Thursday afternoon keynote: Tariq King’s The Rise of Generative AI: Judgment Day
Tariq King put on a show for the closing keynote of the event. In three acts, he first “live-prepared” his keynote using generative AI on the stage; and then went on to discuss the rise of AI. He discussed Alan Turing’s ideas on machine learning in the early/mid twentieth century and his concept of the imitation game. He contrasted Turning’s ideas with Ada Lovelace’s ideas of a century earlier. Tariq then invited us to participate in such an imitation game as he showed a series of art, music and faces that were either created by humans or by AI. Needless to say, the Agile Testing Days audience could not reliably tell the difference. Tariq continued on to describe the current AI (particularly generative AI) developments, and branched into religion and its underpinning worldview for a bit. There is a lot happening in AI development these days and so I decided to close out this blog with a throw-back to last year’s keynote by Fiona Charles.
Bonus: 2022 Keynote by Fiona Charles: Human Impact: An Ethical and Practical Perspective on Our Software Driven World.
Fiona Charles gave a brilliant keynote at Agile Testing Days 2022 on Human Impact or What Could Possibly Go Wrong. She stated that she’s an optimist by nature and a pessimist by trade. There is cause for optimism in tech development such as robot assisted surgery and the role of technology in developing the covid-19 vaccin. Technology that enhances and enables human capability and creativity. Unfortunately, there is plenty of cause for pessimism too and Fiona highlighted a number of examples where technology breaks down trust, privacy violations run rampant, algorithms are turned into political tools and racism and misogyny are interwoven through AI algoritms. These examples are not potential harm that could occur – but harm that DID occur.

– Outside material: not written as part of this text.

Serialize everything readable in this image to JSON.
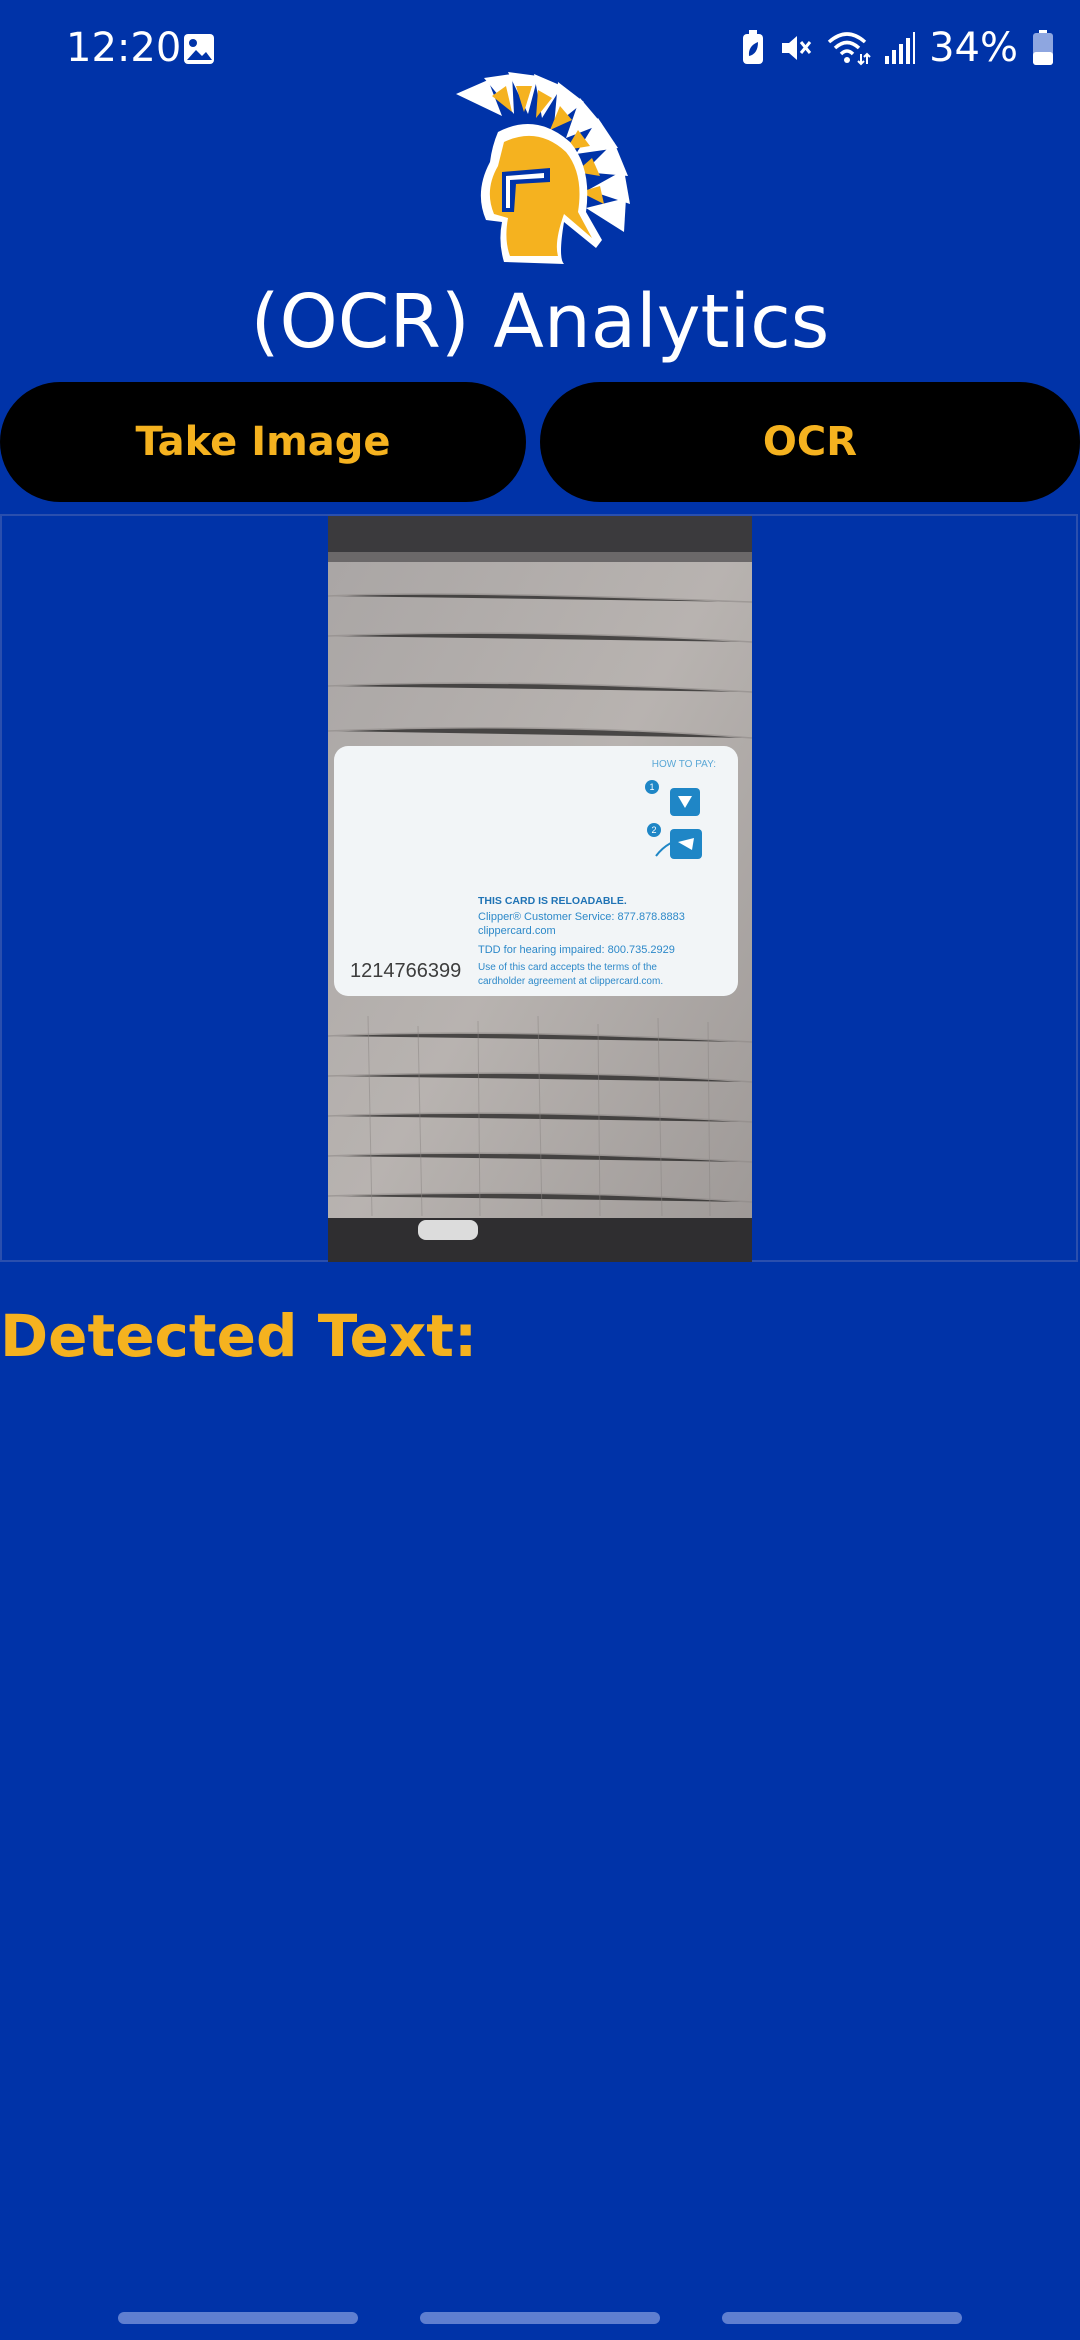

Fiona stressed that we cannot afford to ignore tech’s potential problems and so she encourages us to embrace Human-Centred Computing where we ask: “what could possibly go wrong?”; “should we build this?” and “what is the human impact?”. Fiona created 10+1 commandments for Ethical Techies and implores us to ground our technical practices on ethical thinking and ethical processes.

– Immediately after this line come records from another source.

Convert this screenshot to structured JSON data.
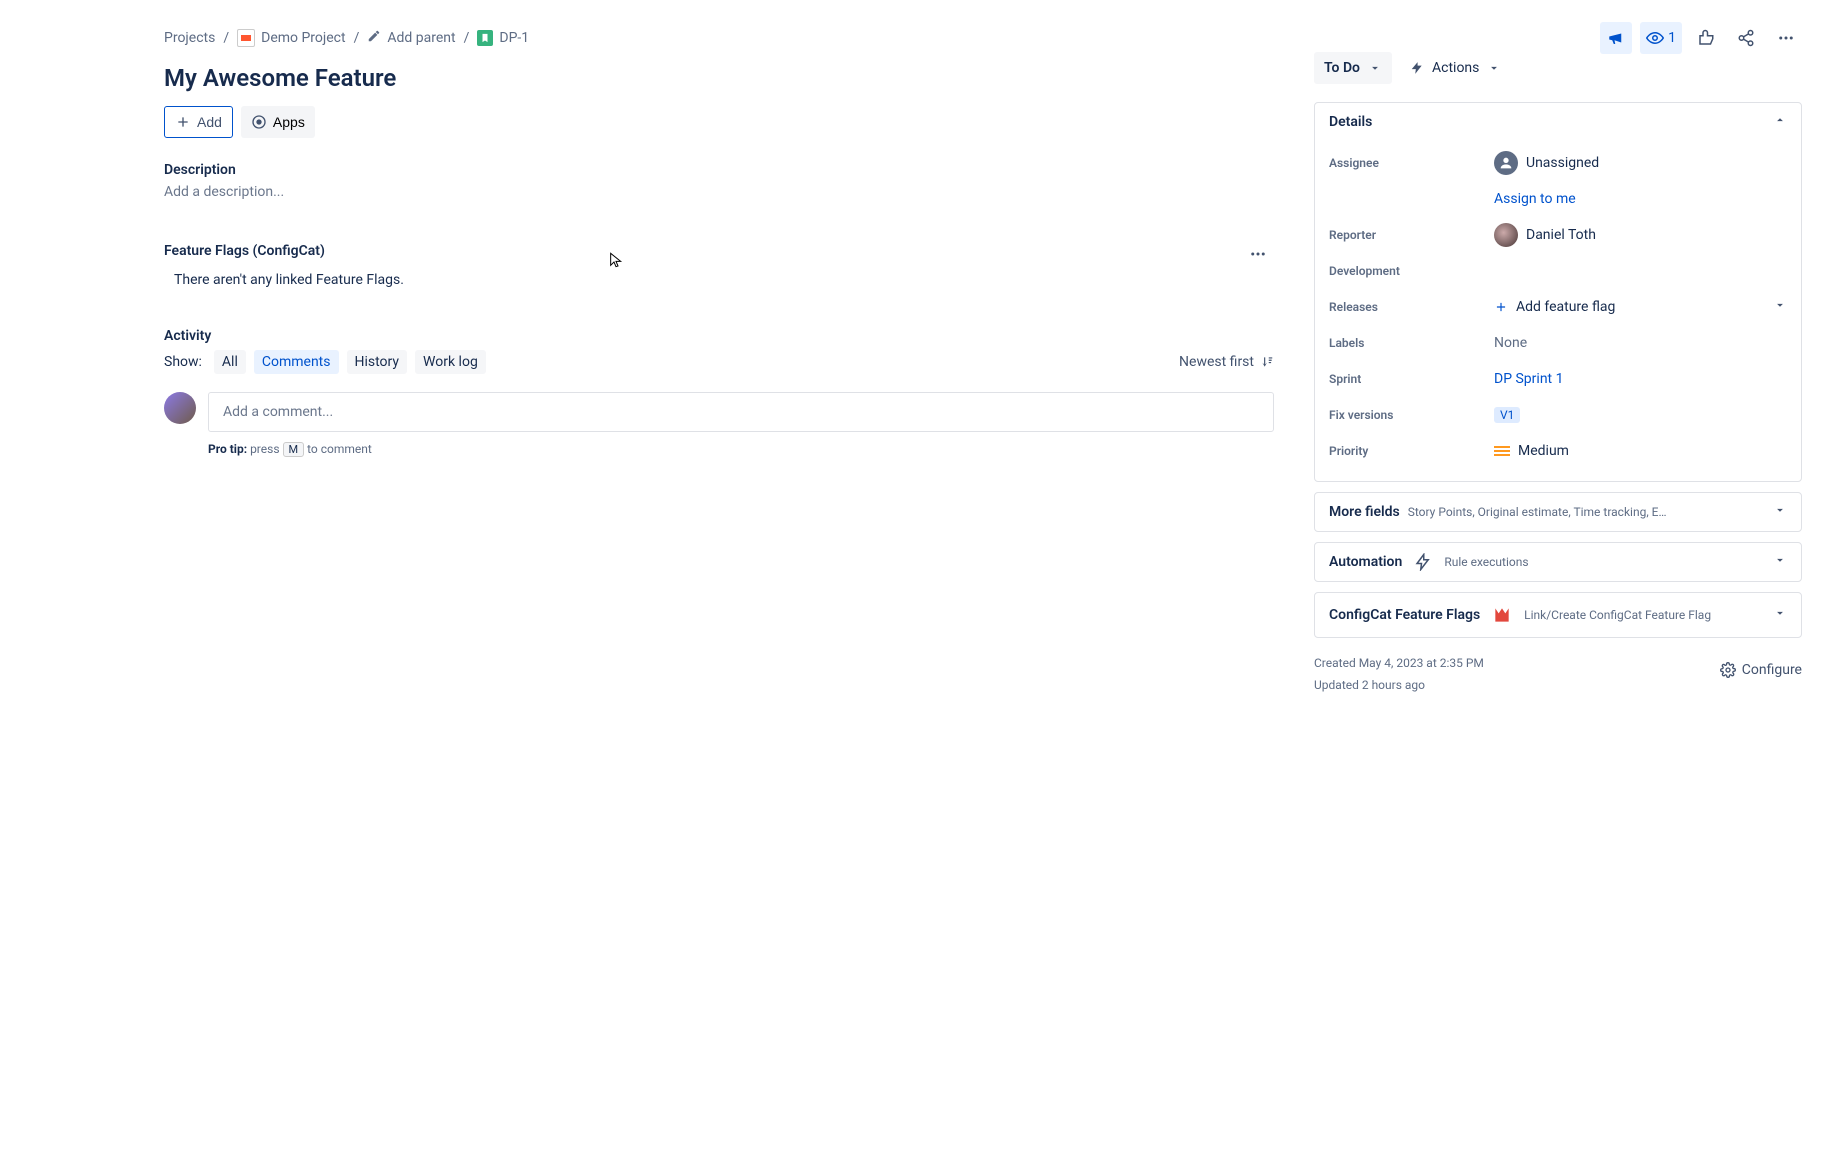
{
  "breadcrumbs": {
    "projects": "Projects",
    "project": "Demo Project",
    "addParent": "Add parent",
    "issueKey": "DP-1"
  },
  "issueTitle": "My Awesome Feature",
  "toolbar": {
    "add": "Add",
    "apps": "Apps"
  },
  "description": {
    "heading": "Description",
    "placeholder": "Add a description..."
  },
  "featureFlagsSection": {
    "heading": "Feature Flags (ConfigCat)",
    "emptyText": "There aren't any linked Feature Flags."
  },
  "activity": {
    "heading": "Activity",
    "showLabel": "Show:",
    "tabs": {
      "all": "All",
      "comments": "Comments",
      "history": "History",
      "worklog": "Work log"
    },
    "sortLabel": "Newest first",
    "commentPlaceholder": "Add a comment...",
    "proTipLabel": "Pro tip:",
    "proTipPress": "press",
    "proTipKey": "M",
    "proTipSuffix": "to comment"
  },
  "topActions": {
    "watchersCount": "1"
  },
  "status": {
    "label": "To Do",
    "actions": "Actions"
  },
  "details": {
    "heading": "Details",
    "assignee": {
      "label": "Assignee",
      "value": "Unassigned",
      "assignToMe": "Assign to me"
    },
    "reporter": {
      "label": "Reporter",
      "value": "Daniel Toth"
    },
    "development": {
      "label": "Development"
    },
    "releases": {
      "label": "Releases",
      "addFlag": "Add feature flag"
    },
    "labels": {
      "label": "Labels",
      "value": "None"
    },
    "sprint": {
      "label": "Sprint",
      "value": "DP Sprint 1"
    },
    "fixVersions": {
      "label": "Fix versions",
      "value": "V1"
    },
    "priority": {
      "label": "Priority",
      "value": "Medium"
    }
  },
  "moreFields": {
    "heading": "More fields",
    "sub": "Story Points, Original estimate, Time tracking, Epic Link, Compone..."
  },
  "automation": {
    "heading": "Automation",
    "sub": "Rule executions"
  },
  "configcat": {
    "heading": "ConfigCat Feature Flags",
    "sub": "Link/Create ConfigCat Feature Flag"
  },
  "meta": {
    "created": "Created May 4, 2023 at 2:35 PM",
    "updated": "Updated 2 hours ago",
    "configure": "Configure"
  }
}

All in all, I enjoyed Agile Testing Days 2023. My own presentation Whole Team Quality: Making Myself Obsolete was well-received and can still be viewed until February 2024 for all holders of an Agile Testing Days Virtual Pass. My workshop Facilitation: Enabling Team Communication & Driving Change reached the maximum amount of participants and based on the reactions of the participants, they enjoyed it – as did I. Bringing my family to Agile Testing Days was an intriguing experiment that paid off and my toddler loved collecting all the sponsor swag, greeting the unicorns and in general being a people magnet. Thank you all for a lovely conference and all the conversations, and I hope to meet you again next year or on the socials!